A small-screen adaptation of Joel and Ethan Coen’s modern classic, “Fargo”? With no input from the Coens? It sounded like a horrible idea when FX made the announcement back in 2012. Cut to 2016, and “Fargo” is one of the strongest, boldest dramas on television. With a new season (starring Ewan McGregor) on its way in 2017, it’s a good time to dive into the riveting, darkly funny first two seasons. Both featured different time periods, (mostly) new characters, and a fresh cast.
Year it began: 2014
Where it can be seen: FX (the entirety of season one streams on Hulu)
Who’s in it: Martin Freeman, Billy Bob Thornton, Allison Tolman, Colin Hanks, Bob Odenkirk, and Keith Carradine (season one); Patrick Wilson, Kirsten Dunst, Jesse Plemons, Jean Smart, Ted Danson, Jeffrey Donovan, and Bokeem Woodbine (season two)
Typical episode length: 40 to 100 minutes
Number of episodes to date: 20
Brief plot description: Created by Noah Hawley, “Fargo” is inspired by the 1996 film of the same name. Considered one of the finest releases of the ’90s, the Coens’ Oscar winner memorably starred Frances McDormand as a police chief who becomes entangled with a cash-desperate car salesman. The first season of TV’s “Fargo” began on similar terrain (Minnesota) and with a very similar story, that of an insurance salesman who becomes entangled with a villainous drifter and a young police deputy. The season eventually moved into different directions, and by season two – a prequel to season one involving the father of the first season’s deputy, a hit and run, and a Fargo-based crime family – the links to the original film were less defined.

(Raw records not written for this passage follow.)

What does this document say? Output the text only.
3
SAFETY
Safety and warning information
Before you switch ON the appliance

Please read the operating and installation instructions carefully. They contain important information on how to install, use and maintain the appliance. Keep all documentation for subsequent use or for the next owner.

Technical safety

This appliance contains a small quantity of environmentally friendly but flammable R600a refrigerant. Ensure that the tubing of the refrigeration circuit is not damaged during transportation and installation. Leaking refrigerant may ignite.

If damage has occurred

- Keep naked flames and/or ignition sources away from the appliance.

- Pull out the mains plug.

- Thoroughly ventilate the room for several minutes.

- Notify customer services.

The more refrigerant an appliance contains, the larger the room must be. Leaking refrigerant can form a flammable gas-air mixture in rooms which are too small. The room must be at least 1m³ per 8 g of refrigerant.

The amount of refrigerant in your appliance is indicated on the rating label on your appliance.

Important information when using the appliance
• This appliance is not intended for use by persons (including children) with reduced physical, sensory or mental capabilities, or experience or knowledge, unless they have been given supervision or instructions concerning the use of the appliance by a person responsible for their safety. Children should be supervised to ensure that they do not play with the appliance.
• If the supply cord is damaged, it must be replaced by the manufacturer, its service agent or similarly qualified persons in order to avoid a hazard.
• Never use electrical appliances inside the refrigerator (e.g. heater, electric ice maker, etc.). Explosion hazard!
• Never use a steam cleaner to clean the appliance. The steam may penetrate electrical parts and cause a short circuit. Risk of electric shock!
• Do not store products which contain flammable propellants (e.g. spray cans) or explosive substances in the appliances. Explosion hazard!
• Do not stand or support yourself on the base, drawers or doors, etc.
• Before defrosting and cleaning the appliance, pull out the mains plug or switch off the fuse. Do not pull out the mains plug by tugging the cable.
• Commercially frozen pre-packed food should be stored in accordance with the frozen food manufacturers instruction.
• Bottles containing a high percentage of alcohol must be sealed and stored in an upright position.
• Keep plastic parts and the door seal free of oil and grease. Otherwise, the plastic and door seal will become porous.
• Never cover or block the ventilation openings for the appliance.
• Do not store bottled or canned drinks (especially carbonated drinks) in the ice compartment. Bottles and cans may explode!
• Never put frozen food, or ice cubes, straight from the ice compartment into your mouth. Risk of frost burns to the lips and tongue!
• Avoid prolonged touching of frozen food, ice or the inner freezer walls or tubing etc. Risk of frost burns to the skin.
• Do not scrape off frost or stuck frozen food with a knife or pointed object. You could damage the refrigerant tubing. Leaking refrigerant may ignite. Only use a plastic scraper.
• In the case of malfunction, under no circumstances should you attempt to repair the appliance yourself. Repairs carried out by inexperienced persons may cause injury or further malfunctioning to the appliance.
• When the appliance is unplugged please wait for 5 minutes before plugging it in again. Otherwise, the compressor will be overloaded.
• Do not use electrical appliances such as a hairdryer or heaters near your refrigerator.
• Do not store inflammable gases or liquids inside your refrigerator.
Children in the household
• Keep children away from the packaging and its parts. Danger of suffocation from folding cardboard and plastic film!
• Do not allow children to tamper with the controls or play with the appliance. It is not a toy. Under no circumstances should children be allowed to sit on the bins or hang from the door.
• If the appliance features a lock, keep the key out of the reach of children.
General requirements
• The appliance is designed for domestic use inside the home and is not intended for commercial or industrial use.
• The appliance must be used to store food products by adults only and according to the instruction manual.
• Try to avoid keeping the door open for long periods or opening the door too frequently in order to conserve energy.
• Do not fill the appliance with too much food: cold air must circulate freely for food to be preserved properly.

Why it’s worth watching: “Fargo” might be the least predictable series on TV. There is one specific moment in season one, for example – a faceoff between “Sherlock” star Martin Freeman’s insurance salesman protagonist and Billy Bob Thornton’s deadpan hitman – that is jaw-droppingly surprising. It’s also very funny, and the same is true for much of season two. The latter turned out to be even more dramatically compelling, with a story that brought together a fearsome crime family matriarch (Jean Smart), a philosophical hitman (Bokeem Woodbine), two of the more likable police officers in recent memory (Patrick Wilson and a great Ted Danson), a rather dopey young couple (Kirsten Dunst and Jesse Plemons), and, of course, UFOs. “Fargo” is the kind of show that is ideal for binge-watching, and it’s going to be fascinating to see what comes next. Perhaps the strongest praise one can give is this: “Fargo” the TV series has more than equaled “Fargo” the film.